Os preços da laranja de mesa refletem o impacto da demanda típica do verão sobre o consumo de sucos naturais, numa conjuntura em que a oferta está dada e dimensionada como safra de menor oferta. De outro lado, há o efeito das chuvas dos últimos dias que dificultaram a colheita e o transporte.
 
Os produtos que apresentaram as maiores quedas de preços na segunda quadrissemana de janeiro foram: feijão (28,69%), batata (16,73%), carne suína (10,26%) e amendoim (5,99%).

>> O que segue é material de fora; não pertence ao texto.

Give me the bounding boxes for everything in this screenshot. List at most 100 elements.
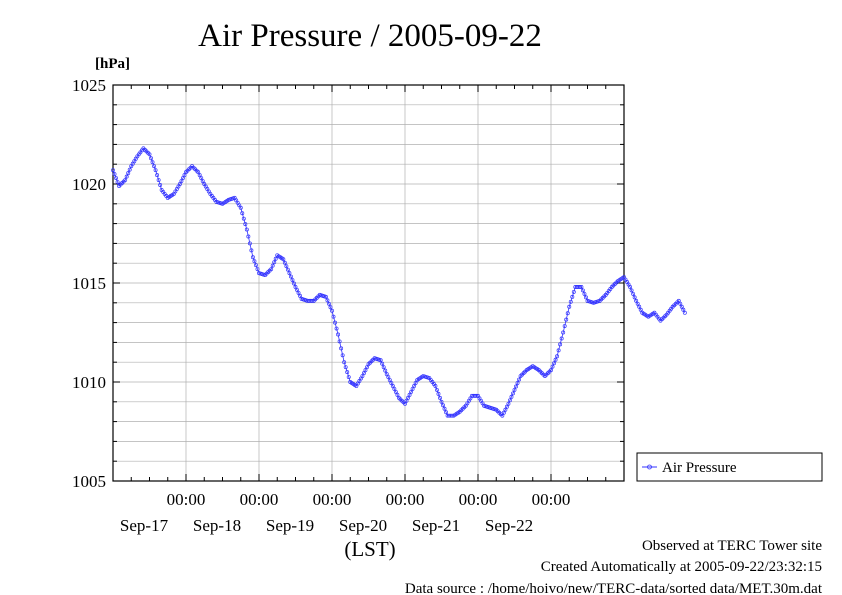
- data-point: [287, 271, 292, 276]
- data-point: [439, 399, 444, 404]
- data-point: [292, 281, 296, 286]
- data-point: [331, 314, 336, 319]
- data-point: [112, 172, 117, 177]
- data-point: [556, 348, 561, 353]
- data-point: [559, 336, 564, 341]
- data-point: [272, 260, 277, 265]
- data-point: [393, 389, 398, 394]
- data-point: [323, 294, 328, 299]
- data-point: [381, 365, 386, 370]
- y-tick-label: 1025: [72, 76, 106, 95]
- footer-created: Created Automatically at 2005-09-22/23:3…: [541, 559, 822, 575]
- data-point: [155, 173, 160, 178]
- series-line: [112, 147, 686, 417]
- data-point: [200, 179, 205, 183]
- data-point: [395, 392, 400, 397]
- legend-box: [636, 452, 823, 482]
- data-point: [270, 263, 275, 268]
- data-point: [682, 310, 687, 315]
- data-point: [679, 304, 684, 309]
- data-point: [390, 384, 395, 388]
- x-tick-time: 00:00: [532, 490, 571, 509]
- data-point: [158, 183, 163, 187]
- y-tick-label: 1015: [72, 274, 106, 293]
- data-point: [124, 174, 129, 179]
- data-point: [561, 330, 566, 335]
- data-point: [197, 173, 202, 178]
- x-tick-labels: 00:00 Sep-17 00:00 Sep-18 00:00 Sep-19 00:00 Se…: [120, 490, 570, 535]
- data-point: [293, 285, 298, 289]
- data-point: [565, 311, 570, 316]
- data-point: [177, 182, 182, 186]
- data-point: [570, 294, 575, 299]
- data-point: [403, 401, 407, 406]
- legend-label: Air Pressure: [662, 460, 737, 476]
- data-point: [250, 255, 255, 260]
- data-point: [580, 288, 585, 293]
- data-point: [296, 290, 301, 295]
- data-point: [247, 241, 252, 246]
- data-point: [571, 289, 576, 294]
- data-point: [282, 260, 287, 265]
- data-point: [584, 295, 588, 300]
- data-point: [114, 176, 118, 181]
- data-point: [298, 293, 303, 298]
- data-point: [549, 368, 553, 373]
- data-point: [564, 317, 569, 322]
- x-tick-time: 00:00: [386, 490, 425, 509]
- data-point: [254, 263, 258, 268]
- data-point: [387, 378, 392, 382]
- data-point: [243, 222, 248, 227]
- data-point: [360, 374, 365, 379]
- data-point: [361, 371, 366, 376]
- data-point: [152, 164, 157, 169]
- data-point: [339, 346, 344, 351]
- data-point: [553, 357, 558, 362]
- data-point: [336, 332, 341, 337]
- y-axis-unit: [hPa]: [95, 56, 130, 72]
- data-point: [295, 287, 299, 292]
- data-point: [288, 274, 293, 279]
- data-point: [179, 179, 184, 183]
- data-point: [181, 176, 185, 181]
- data-point: [290, 278, 295, 282]
- data-point: [196, 170, 201, 175]
- data-point: [515, 381, 520, 385]
- y-tick-label: 1005: [72, 472, 106, 491]
- data-point: [199, 176, 204, 181]
- data-point: [346, 375, 351, 379]
- grid-lines: [113, 85, 624, 481]
- data-point: [507, 398, 512, 403]
- data-point: [413, 381, 418, 385]
- data-point: [407, 392, 412, 397]
- data-point: [246, 234, 251, 239]
- footer-site: Observed at TERC Tower site: [642, 538, 822, 554]
- x-tick-time: 00:00: [459, 490, 498, 509]
- data-point: [410, 386, 415, 391]
- data-point: [150, 160, 155, 165]
- data-point: [511, 391, 515, 396]
- data-point: [632, 295, 637, 300]
- data-point: [343, 365, 348, 370]
- data-point: [147, 152, 152, 157]
- data-point: [503, 407, 508, 412]
- data-point: [579, 285, 584, 289]
- data-point: [333, 320, 337, 325]
- data-point: [383, 368, 388, 373]
- data-point: [412, 384, 417, 388]
- data-point: [285, 267, 290, 272]
- data-point: [514, 384, 518, 389]
- data-point: [678, 301, 683, 306]
- data-point: [676, 298, 681, 303]
- data-point: [409, 389, 414, 394]
- data-point: [474, 393, 479, 398]
- data-point: [340, 353, 345, 358]
- x-axis-label: (LST): [344, 537, 395, 561]
- data-point: [342, 360, 347, 365]
- data-point: [255, 267, 260, 272]
- data-point: [442, 406, 447, 411]
- data-point: [631, 291, 636, 296]
- data-point: [111, 168, 115, 173]
- data-point: [555, 354, 560, 359]
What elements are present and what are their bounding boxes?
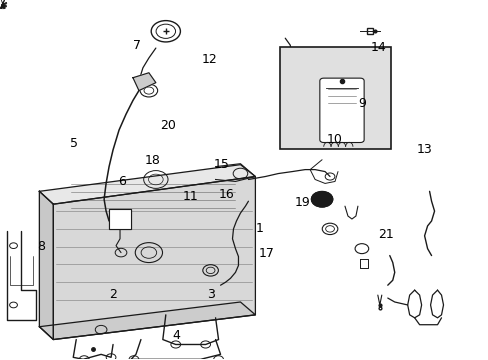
Polygon shape	[40, 302, 255, 339]
Text: 14: 14	[370, 41, 386, 54]
Text: 2: 2	[109, 288, 117, 301]
Text: 6: 6	[118, 175, 126, 188]
Text: 9: 9	[357, 97, 365, 110]
Text: 18: 18	[144, 154, 160, 167]
Text: 17: 17	[258, 247, 274, 260]
Circle shape	[311, 192, 332, 207]
Text: 16: 16	[218, 189, 234, 202]
Polygon shape	[133, 73, 156, 91]
Text: 7: 7	[133, 39, 141, 52]
Text: 1: 1	[255, 222, 263, 235]
Polygon shape	[53, 176, 255, 339]
Text: 11: 11	[182, 190, 198, 203]
Text: 15: 15	[213, 158, 229, 171]
Polygon shape	[40, 165, 255, 204]
Text: 10: 10	[326, 133, 342, 146]
Text: 5: 5	[69, 136, 78, 149]
Text: 20: 20	[160, 119, 176, 132]
Text: 12: 12	[202, 53, 217, 66]
Bar	[109, 209, 131, 229]
Polygon shape	[40, 191, 53, 339]
Bar	[280, 48, 390, 149]
Text: 21: 21	[377, 228, 393, 240]
Text: 3: 3	[206, 288, 214, 301]
FancyBboxPatch shape	[319, 78, 364, 143]
Text: 4: 4	[172, 329, 181, 342]
Text: 19: 19	[294, 195, 309, 208]
Text: 8: 8	[38, 240, 45, 253]
Text: 13: 13	[416, 143, 432, 156]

Quanto aos preços do feijão, a concentração da colheita em função de que o atraso do plantio pela seca levou a que muitos semeassem ao mesmo tempo, produziu a entrada de volumes expressivos das colheitas da safra das águas, num mesmo momento conjuntural.
 
No caso da batata o processo se mostra similar, onde a considerável quantidade ofertada no período levou a expressivas reduções conjunturais dos preços recebidos. De qualquer maneira essa queda expressiva, ao eliminar a rentabilidade desse produto perecível, prenuncia novo ciclo de alta nos meses seguintes.
 
Os preços das carnes subiram acentuadamente em 2010, provocando a reação do consumidor, que diversificou e reduziu suas compras, provocando a queda de preços da carne suína.
 
Os preços do amendoim, que apresentaram forte recuperação durante o ano passado, estavam um pouco acima do seu padrão normal.
 
Na segunda quadrissemana de janeiro de 2011, 9 produtos apresentaram alta de preços (8 de origem vegetal e 1 de animal) e 10 apresentaram queda (5 de origem vegetal e 5 de origem animal). As fortes chuvas, típicas do período, prejudicaram fortemente a produção e escoamento do tomate fazendo com que seus preços promovessem a elevação do Índice Quadrissemanal de Preços Recebidos pela Agropecuária de 1,71% na quadrissemana anterior para os atuais 2,44%.